Dr. Bloom earned his Ph.D. in organic chemistry from the University of Virginia, followed by postdoctoral training at the University of Pennsylvania. His career in drug discovery research began at Lederle Laboratories, which was acquired by Wyeth in 1994, which itself was acquired by Pfizer in 2009. During this time he participated in research in a number of therapeutic areas, including diabetes and obesity, antibiotics, HIV/AIDS, hepatitis C, and oncology. His group discovered the novel antibiotic Tygacil®, which was approved by the FDA for use against resistant bacterial infections in 2005. He is the author of 25 patents, and 35 academic papers, including a chapter on new therapies for hepatitis C in Burger’s Medicinal Chemistry, Drug Discovery and Development, 7th Edition (Wiley, 2010), and has given numerous invited lectures about how the pharmaceutical industry really works.

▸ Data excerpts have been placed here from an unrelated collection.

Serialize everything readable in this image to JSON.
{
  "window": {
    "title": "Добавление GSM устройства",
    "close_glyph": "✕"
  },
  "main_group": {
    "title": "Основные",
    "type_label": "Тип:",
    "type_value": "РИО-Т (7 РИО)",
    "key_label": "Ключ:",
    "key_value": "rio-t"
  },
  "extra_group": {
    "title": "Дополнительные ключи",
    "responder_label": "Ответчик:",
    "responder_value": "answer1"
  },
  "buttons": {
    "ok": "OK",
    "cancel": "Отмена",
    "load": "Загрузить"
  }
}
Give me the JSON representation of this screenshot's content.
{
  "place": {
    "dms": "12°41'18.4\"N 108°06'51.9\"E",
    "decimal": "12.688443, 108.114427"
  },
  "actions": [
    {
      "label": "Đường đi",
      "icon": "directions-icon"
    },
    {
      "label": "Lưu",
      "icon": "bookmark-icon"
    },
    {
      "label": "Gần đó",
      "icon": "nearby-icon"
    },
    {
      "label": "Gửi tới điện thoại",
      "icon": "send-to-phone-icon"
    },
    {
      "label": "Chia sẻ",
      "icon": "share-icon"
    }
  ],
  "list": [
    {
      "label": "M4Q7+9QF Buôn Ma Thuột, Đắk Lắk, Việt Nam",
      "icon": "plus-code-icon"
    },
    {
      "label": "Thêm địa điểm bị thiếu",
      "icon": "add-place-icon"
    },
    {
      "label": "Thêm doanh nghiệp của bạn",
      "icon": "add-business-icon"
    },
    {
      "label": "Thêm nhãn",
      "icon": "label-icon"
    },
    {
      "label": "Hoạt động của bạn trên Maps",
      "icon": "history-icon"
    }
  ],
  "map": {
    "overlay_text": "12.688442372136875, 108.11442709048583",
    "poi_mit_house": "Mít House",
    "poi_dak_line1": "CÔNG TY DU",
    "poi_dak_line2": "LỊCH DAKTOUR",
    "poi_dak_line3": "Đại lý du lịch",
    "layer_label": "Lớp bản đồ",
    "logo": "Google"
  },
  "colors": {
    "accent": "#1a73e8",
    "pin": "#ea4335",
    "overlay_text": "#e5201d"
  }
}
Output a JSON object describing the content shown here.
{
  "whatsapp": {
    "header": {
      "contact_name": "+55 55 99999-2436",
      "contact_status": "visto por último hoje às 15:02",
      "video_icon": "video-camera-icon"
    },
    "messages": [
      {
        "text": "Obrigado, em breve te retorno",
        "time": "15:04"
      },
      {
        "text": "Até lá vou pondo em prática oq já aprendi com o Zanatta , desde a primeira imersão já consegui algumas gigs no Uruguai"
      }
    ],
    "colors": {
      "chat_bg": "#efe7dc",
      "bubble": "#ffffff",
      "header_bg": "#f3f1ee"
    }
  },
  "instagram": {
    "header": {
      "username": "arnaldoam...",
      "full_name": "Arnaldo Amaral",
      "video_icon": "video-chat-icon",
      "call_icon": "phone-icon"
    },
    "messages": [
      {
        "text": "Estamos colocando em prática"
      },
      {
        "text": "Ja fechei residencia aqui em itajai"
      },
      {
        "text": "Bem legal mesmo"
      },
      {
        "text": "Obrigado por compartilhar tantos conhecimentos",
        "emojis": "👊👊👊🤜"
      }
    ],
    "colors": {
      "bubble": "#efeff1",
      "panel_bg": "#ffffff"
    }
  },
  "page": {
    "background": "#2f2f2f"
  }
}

Dr. Bloom joined the American Council on Science and Health in 2010 as ACSH’s Director of Chemical and Pharmaceutical Sciences, and has since published more than 60 op-eds in numerous periodicals, including The Wall Street Journal, Forbes, New Scientist, The New York Post, National Review Online, The Boston Herald, and The Chicago Tribune, and given numerous radio and television interview on topics related to drugs and chemicals. In 2014, Dr. Bloom was invited to become a featured writer for the site Science 2.0, where he wrote more 75 pieces on a broad range of topics.